Each weekend I run an Ansible script that updates all my apt based VMs and containers. For the production machines, that’s everything, but my dev Proxmox is full of half-finished projects. Some of these have IP addresses reserved and are in the Ansible hosts file (because whatever service they are running is almost ready to move to the production server) others do not.

Long story short, the dev server has some containers and VM’s that need turned on before I run the updates, and some that don’t. I could just start them all up, for the ten minutes the updates usually take, but that seems wasteful somehow. If there was only some way to mark the ones I need to turn on in the Proxmox webgui! Well, there is. We can add tags to machines in Proxmox.

Proxmox has quite a comprehensive tagging system - there are different display formats, and tags can be limited to a specific set, or completely free form. Also, there’s a heap of command line tools to work with them. For this job, I don’t really need much of that stuff - I just want to click a few things in the web gui to mark some of my VM’s with a coloured marker so I know which ones to start when I’m going to run my updates.

Here’s the steps.

Go into DataCenter | Options. One of the options is Tag Style Override. It’s called “Override” because by default, the colours are deterministically figured out from the tag text. I want to just have a nice dark blue associated with the tag apt, so I’m going to set it. It turns out I could have just skipped this step and got a nice light blue for apt. This system (of just figuring out a colour from the text) means in most cases you can completely skip this step. Each machine you tag with a particular tag will be marked with the same colour - it will just work. test = pink, fred = green, and so on.

Back to me being fussy.
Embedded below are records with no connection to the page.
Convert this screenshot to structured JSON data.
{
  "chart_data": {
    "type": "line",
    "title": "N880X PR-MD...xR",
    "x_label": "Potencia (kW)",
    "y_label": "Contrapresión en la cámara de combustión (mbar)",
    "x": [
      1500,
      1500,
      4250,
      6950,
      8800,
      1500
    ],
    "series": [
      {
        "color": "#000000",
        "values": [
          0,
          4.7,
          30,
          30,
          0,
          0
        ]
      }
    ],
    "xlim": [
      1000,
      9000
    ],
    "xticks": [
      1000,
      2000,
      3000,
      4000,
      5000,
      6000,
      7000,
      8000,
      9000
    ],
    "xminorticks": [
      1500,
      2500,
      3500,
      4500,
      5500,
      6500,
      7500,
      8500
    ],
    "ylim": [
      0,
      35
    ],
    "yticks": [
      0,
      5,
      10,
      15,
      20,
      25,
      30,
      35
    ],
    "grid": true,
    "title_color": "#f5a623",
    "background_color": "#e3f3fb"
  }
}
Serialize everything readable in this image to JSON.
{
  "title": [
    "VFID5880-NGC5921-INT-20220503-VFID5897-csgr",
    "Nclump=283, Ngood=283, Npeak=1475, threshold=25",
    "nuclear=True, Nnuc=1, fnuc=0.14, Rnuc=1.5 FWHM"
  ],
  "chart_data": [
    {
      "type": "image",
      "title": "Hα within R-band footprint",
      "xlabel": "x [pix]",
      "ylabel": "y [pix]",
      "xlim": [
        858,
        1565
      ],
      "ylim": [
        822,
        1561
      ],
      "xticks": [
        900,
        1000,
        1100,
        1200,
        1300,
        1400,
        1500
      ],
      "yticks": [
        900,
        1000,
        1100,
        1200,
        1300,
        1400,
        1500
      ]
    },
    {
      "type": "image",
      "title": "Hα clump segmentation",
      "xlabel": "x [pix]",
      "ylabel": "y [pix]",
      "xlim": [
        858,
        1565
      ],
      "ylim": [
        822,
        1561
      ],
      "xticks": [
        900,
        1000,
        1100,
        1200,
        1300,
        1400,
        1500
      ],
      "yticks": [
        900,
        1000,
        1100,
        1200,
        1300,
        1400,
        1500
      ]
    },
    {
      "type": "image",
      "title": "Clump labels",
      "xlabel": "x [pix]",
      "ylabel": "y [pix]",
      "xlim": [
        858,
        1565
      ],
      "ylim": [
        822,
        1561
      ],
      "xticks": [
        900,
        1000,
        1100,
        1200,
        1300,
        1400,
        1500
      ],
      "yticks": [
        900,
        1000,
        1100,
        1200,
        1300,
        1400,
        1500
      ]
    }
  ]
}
Opening up the Tag Style Override I’m setting apt to be dark blue with white text.

To apply these tags, you just click on the machine you want to tag, then notice that up the top of the web gui, next to the machine name, it says “No Tags”

You just click on the pencil, and enter the tag name. If you haven’t changed any of the other defaults, a coloured circle will appear next to the machine in the server view.

There are three display options for the tags - “full” which is a coloured bar including the text of the tag, “circle” which is the one shown in the first screenshot above, and “dense” which is a small rectangular bar - designed for stacking several different tags against each machine. All these options are under “tree shape” in the Tag Color Override dialogue we opened earlier.

As well as being able to see the tag blobs in the tree view, if you look at all your machines on the Datacenter | Search view, it’s possible to sort by tags - which will even further simplify the job for me of starting them all up before I run the updates.